Keywords: Efflux; MRSA; Rose Bengal analogs; SecA inhibitors; SecA-dependent secretion; SecA-liposomes.

Figure 1. Inhibition on the ATPase activities of SaSecA1 and SaSecA2

(a) Structures of RB (MW, 1017 daltons) and RB analogs, SCA-41 (MW, 282 daltons) and SCA-50 (MW 298 daltons). (b) Inhibition of the intrinsic ATPase activity of soluble SaSecA1 (n = 6). (c) Inhibition of the intrinsic ATPase activity of SaSecA2 (n = 6). The ATPase activity without inhibitor was defined as 100%.

Figure 2. Inhibition of the ion-channel activity of SaSecA1

SaSecA1-liposomes ion-channel activity was determined in oocytes with or without inhibitors (n = 20–30). The ion-channel activity without inhibitors was defined as 100%.

Figure 3. Non-competitive inhibition of the membrane ATPase activity of SaSecA1

SaSecA1-liposomes ion-channel activity was determined in the oocytes with different concentration of ATP and SCA-50 (n = 9–10). (a) Inhibition of RB. (b) Inhibition of SCA-50.
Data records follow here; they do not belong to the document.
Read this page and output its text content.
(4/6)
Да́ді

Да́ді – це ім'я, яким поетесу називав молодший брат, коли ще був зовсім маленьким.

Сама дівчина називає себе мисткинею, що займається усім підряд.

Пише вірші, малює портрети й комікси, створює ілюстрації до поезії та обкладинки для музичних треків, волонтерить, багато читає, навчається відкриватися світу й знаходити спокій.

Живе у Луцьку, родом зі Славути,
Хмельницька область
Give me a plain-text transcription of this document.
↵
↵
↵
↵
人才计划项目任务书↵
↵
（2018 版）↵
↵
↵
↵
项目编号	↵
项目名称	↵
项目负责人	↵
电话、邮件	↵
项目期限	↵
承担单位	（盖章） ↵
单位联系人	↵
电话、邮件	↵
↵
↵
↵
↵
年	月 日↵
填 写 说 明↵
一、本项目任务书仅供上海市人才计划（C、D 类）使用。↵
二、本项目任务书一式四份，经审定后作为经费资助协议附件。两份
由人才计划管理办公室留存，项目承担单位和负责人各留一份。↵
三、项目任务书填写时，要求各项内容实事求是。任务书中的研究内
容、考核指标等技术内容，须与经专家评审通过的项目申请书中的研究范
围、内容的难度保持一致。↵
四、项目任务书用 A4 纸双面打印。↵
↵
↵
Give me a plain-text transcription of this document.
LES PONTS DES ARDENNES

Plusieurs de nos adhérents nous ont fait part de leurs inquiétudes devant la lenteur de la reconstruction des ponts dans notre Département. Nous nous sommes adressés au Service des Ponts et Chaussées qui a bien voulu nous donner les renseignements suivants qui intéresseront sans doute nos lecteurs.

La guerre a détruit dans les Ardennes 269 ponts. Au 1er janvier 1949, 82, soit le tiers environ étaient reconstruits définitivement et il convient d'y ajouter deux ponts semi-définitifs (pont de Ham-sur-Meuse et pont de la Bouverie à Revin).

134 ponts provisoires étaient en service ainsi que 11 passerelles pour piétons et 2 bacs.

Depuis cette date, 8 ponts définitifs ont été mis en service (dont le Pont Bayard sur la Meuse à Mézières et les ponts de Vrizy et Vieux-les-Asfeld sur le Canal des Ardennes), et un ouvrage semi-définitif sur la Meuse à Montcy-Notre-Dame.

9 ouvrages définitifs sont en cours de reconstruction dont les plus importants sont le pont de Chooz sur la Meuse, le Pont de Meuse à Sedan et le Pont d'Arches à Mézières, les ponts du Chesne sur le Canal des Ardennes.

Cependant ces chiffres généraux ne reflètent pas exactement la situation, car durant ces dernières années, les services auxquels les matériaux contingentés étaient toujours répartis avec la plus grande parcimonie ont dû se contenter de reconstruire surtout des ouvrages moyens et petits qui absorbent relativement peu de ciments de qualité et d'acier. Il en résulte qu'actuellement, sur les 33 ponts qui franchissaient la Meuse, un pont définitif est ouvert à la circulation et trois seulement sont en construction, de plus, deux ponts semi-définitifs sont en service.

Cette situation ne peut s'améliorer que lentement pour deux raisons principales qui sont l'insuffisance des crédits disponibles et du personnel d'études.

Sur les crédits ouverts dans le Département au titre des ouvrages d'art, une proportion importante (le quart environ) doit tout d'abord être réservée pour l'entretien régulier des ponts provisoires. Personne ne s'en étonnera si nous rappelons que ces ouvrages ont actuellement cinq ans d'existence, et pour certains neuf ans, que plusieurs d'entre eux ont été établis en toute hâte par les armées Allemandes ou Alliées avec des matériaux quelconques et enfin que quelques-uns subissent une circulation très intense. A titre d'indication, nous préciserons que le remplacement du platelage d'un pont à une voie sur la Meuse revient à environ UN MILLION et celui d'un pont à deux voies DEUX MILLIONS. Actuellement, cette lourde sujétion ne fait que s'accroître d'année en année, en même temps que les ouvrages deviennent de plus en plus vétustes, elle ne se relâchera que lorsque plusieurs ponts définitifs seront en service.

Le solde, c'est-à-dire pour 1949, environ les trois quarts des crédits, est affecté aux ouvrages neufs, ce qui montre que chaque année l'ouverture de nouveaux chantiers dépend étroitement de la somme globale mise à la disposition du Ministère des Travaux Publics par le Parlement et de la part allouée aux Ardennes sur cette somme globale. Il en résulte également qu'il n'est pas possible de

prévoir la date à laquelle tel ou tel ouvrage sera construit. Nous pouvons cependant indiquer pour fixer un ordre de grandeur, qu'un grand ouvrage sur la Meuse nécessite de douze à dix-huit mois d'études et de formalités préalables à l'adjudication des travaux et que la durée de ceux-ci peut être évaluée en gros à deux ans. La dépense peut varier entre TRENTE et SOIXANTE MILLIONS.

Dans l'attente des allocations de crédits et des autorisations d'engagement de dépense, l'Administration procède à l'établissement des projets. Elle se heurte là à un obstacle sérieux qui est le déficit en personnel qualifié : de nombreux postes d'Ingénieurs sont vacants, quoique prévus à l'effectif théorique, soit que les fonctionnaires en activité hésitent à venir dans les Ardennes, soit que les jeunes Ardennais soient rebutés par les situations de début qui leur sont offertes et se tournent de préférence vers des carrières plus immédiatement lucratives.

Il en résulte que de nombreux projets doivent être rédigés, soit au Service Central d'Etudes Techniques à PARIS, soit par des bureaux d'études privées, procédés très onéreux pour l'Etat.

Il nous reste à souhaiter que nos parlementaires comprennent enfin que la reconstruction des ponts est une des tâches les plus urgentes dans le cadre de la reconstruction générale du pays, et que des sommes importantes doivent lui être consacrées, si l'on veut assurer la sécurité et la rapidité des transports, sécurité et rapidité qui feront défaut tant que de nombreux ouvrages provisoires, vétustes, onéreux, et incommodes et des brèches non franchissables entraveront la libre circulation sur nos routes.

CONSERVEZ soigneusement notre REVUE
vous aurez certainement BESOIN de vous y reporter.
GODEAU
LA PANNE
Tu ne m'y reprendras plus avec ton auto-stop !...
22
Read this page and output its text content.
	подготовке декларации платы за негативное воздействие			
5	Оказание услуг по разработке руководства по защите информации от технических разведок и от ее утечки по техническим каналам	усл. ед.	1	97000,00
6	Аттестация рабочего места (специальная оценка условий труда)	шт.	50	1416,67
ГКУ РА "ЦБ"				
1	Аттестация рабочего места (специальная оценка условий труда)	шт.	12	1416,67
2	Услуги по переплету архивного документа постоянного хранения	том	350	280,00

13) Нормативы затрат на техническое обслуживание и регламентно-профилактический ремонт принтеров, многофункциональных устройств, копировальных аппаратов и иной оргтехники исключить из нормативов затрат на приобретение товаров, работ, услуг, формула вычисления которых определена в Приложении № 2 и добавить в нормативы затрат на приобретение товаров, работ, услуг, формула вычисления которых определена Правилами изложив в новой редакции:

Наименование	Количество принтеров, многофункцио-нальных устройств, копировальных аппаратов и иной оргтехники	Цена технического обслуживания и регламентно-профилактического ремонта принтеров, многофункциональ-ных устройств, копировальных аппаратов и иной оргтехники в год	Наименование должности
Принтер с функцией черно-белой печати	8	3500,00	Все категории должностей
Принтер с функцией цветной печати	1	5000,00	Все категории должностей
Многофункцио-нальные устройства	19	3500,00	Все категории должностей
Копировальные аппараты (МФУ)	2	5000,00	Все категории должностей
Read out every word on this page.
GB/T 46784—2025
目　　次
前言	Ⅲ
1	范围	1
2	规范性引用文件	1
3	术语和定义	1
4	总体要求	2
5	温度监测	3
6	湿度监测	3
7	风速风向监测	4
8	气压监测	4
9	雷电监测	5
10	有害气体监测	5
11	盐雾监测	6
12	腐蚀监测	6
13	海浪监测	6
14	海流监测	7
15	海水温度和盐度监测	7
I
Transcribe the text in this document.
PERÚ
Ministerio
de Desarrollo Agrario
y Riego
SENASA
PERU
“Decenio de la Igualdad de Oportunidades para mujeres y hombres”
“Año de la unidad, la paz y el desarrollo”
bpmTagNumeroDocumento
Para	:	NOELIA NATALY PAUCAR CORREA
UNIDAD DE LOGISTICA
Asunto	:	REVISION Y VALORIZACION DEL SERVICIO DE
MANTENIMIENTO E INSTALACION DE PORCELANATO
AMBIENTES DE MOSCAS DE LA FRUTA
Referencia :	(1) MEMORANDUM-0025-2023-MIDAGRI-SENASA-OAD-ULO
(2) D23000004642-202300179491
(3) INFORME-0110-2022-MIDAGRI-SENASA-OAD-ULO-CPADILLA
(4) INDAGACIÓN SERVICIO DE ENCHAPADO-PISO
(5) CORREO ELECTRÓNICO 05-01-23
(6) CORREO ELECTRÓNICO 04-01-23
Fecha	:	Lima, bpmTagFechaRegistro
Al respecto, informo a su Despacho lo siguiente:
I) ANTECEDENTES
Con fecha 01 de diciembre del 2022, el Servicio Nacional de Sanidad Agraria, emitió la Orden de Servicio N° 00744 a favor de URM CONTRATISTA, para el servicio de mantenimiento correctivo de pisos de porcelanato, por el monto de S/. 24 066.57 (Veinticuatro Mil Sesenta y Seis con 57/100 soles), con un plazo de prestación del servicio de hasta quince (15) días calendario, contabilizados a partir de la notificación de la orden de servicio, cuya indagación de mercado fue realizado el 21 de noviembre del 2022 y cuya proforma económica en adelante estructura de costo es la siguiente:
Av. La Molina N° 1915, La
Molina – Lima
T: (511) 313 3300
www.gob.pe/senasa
Figure 4. Inhibition of in vitro translocation activity of SaSecA1

Liposomes-SaSecA1-dependent proOmpA translocation activity was determined at 30 °C with or without SCA-50 (n = 3). The in vitro translocation activity of SaSecA1 without inhibitor was defined as 100%.

Figure 5. Validation SaSecA1 as a drug target with pull down assay

(a) Structure of SCA-254. (b) Whole cell lysate of S. aureus ATCC 6538 was mixed with or without SCA-254 (biotinylated SCA-50 analog) for 1 hr, then Streptavidin magnetic beads were used to pull out proteins interact with SCA-254. The interaction between SaSecA1 and SCA-254 was examined by Western blot with SecA antibody.

Figure 6. Inhibition of the secretion of S. aureus toxins

SCA-50 or same volume of DMSO as control was added to of S. aureus Mu50 at time point 0 hr as indicated. (a) Growth curve. (b) Western blot analysis the amount of toxins in the supernatant.

Figure 7. Bactericidal effects of SCA-50

Bactericidal effects were determined by counting CFU after 1 hr treatment with different concentration of SCA-50.

Figure 8. Photooxidation does not contribute to the bactericidal effects of SCA-50

Early log phase cells of S. aureus ATCC 6538 were treated with 40 µM of inhibitor for 2 hr with or without exposure to light. Control was absence of inhibitor, and bactericidal effects were determined by the reduction of CFU comparing inhibitor treatment with control.

Figure 9

Molecular modeling of SCA-50’s binding site in E. Coli SecA. Top panel shows SCA-50 partially blocks the ATP entrance in chain B. Bottom panel shows the amino acid residues in the binding pocket.